3. Encourage Real-Time Collaboration
In essence, automation becomes level 0 in the NOC offloading time-consuming tasks to the machine. But, in cases where issues need to be escalated, level 1 can provide a receipt of preliminary troubleshooting in a collaborative incident dashboard removing the need for redundant troubleshooting steps at each level.
4. Building up Automation Expertise
Look for a platform that offers an extensive and shareable automation library that’s offers pre-built automation for most common issues to start out with. Additionally, it should provide engineers with the capability to create custom automation in minutes without coding in a visual interface, ensuring extensibility and adaptability to evolving network requirements. When creating new automation, automation can be decoded across your multi-vendor network and stored in your library for use by any operator thus creating an automation flywheel that grows with your organization!
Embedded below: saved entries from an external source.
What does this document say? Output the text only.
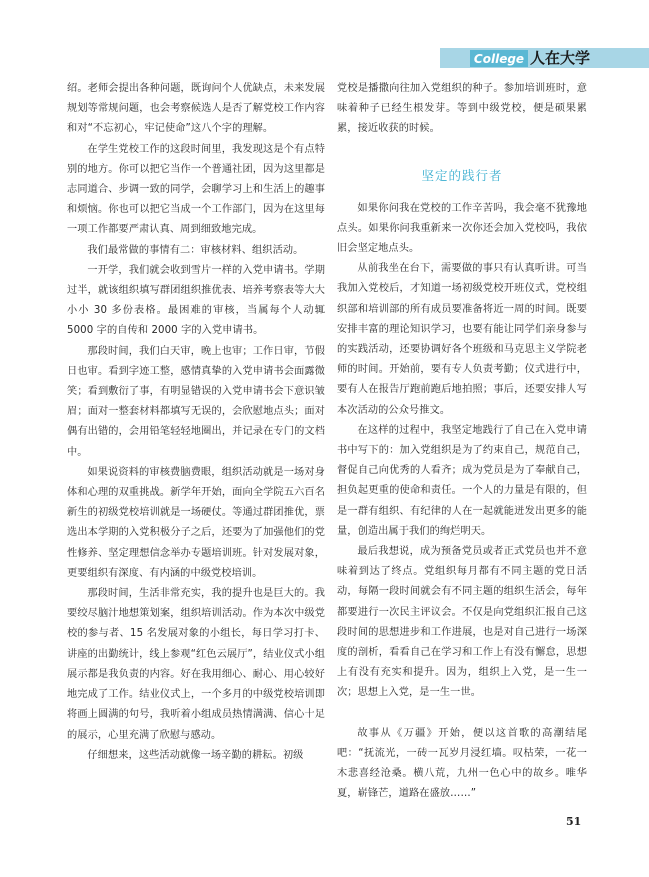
College 人在大学

绍。老师会提出各种问题，既询问个人优缺点，未来发展规划等常规问题，也会考察候选人是否了解党校工作内容和对“不忘初心，牢记使命”这八个字的理解。

在学生党校工作的这段时间里，我发现这是个有点特别的地方。你可以把它当作一个普通社团，因为这里都是志同道合、步调一致的同学，会聊学习上和生活上的趣事和烦恼。你也可以把它当成一个工作部门，因为在这里每一项工作都要严肃认真、周到细致地完成。

我们最常做的事情有二：审核材料、组织活动。

一开学，我们就会收到雪片一样的入党申请书。学期过半，就该组织填写群团组织推优表、培养考察表等大大小小 30 多份表格。最困难的审核，当属每个人动辄 5000 字的自传和 2000 字的入党申请书。

那段时间，我们白天审，晚上也审；工作日审，节假日也审。看到字迹工整，感情真挚的入党申请书会面露微笑；看到敷衍了事，有明显错误的入党申请书会下意识皱眉；面对一整套材料都填写无误的，会欣慰地点头；面对偶有出错的，会用铅笔轻轻地圈出，并记录在专门的文档中。

如果说资料的审核费脑费眼，组织活动就是一场对身体和心理的双重挑战。新学年开始，面向全学院五六百名新生的初级党校培训就是一场硬仗。等通过群团推优，票选出本学期的入党积极分子之后，还要为了加强他们的党性修养、坚定理想信念举办专题培训班。针对发展对象，更要组织有深度、有内涵的中级党校培训。

那段时间，生活非常充实，我的提升也是巨大的。我要绞尽脑汁地想策划案，组织培训活动。作为本次中级党校的参与者、15 名发展对象的小组长，每日学习打卡、讲座的出勤统计，线上参观“红色云展厅”，结业仪式小组展示都是我负责的内容。好在我用细心、耐心、用心较好地完成了工作。结业仪式上，一个多月的中级党校培训即将画上圆满的句号，我听着小组成员热情满满、信心十足的展示，心里充满了欣慰与感动。

仔细想来，这些活动就像一场辛勤的耕耘。初级

党校是播撒向往加入党组织的种子。参加培训班时，意味着种子已经生根发芽。等到中级党校，便是硕果累累，接近收获的时候。

坚定的践行者

如果你问我在党校的工作辛苦吗，我会毫不犹豫地点头。如果你问我重新来一次你还会加入党校吗，我依旧会坚定地点头。

从前我坐在台下，需要做的事只有认真听讲。可当我加入党校后，才知道一场初级党校开班仪式，党校组织部和培训部的所有成员要准备将近一周的时间。既要安排丰富的理论知识学习，也要有能让同学们亲身参与的实践活动，还要协调好各个班级和马克思主义学院老师的时间。开始前，要有专人负责考勤；仪式进行中，要有人在报告厅跑前跑后地拍照；事后，还要安排人写本次活动的公众号推文。

在这样的过程中，我坚定地践行了自己在入党申请书中写下的：加入党组织是为了约束自己，规范自己，督促自己向优秀的人看齐；成为党员是为了奉献自己，担负起更重的使命和责任。一个人的力量是有限的，但是一群有组织、有纪律的人在一起就能迸发出更多的能量，创造出属于我们的绚烂明天。

最后我想说，成为预备党员或者正式党员也并不意味着到达了终点。党组织每月都有不同主题的党日活动，每隔一段时间就会有不同主题的组织生活会，每年都要进行一次民主评议会。不仅是向党组织汇报自己这段时间的思想进步和工作进展，也是对自己进行一场深度的剖析，看看自己在学习和工作上有没有懈怠，思想上有没有充实和提升。因为，组织上入党，是一生一次；思想上入党，是一生一世。

故事从《万疆》开始，便以这首歌的高潮结尾吧：“抚流光，一砖一瓦岁月浸红墙。叹枯荣，一花一木悲喜经沧桑。横八荒，九州一色心中的故乡。唯华夏，崭锋芒，道路在盛放……”

51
5. Integration with Existing Ticketing Systems
In fact, according to a recent EMA study of over 350 IT professionals, 45% ranked IT service management/ticketing systems their number one priority of systems to integrate with their organizations’ network automation tools. This integration facilitates event management and creates a unified troubleshooting workflow to streamline ticket handling activities.
Case in point follow-up: Let’s revisit our electric vehicle manufacturer to see how they used no-code network automation to resolve their troubleshooting and other operational challenges. As a key part of their troubleshooting workflow; they use NetBrain to generate network topology diagrams on demand to easily visualize critical network information, like the exact firewall and firewall policies that may be blocking specific application traffic. One senior network manager also singled out how helpful NetBrain is for password rotations as part of their security task list; NetBrain can detect any network devices still using old passwords (perhaps because they were online during the refresh). Detecting security and compliance issues automatically across their entire global network is a huge time-saver.
By adhering to these best practices and embracing a platform-based no-code approach to your network automation workflow, your organization can optimize troubleshooting processes, enhance operational efficiency, and alleviate the strain on limited resources.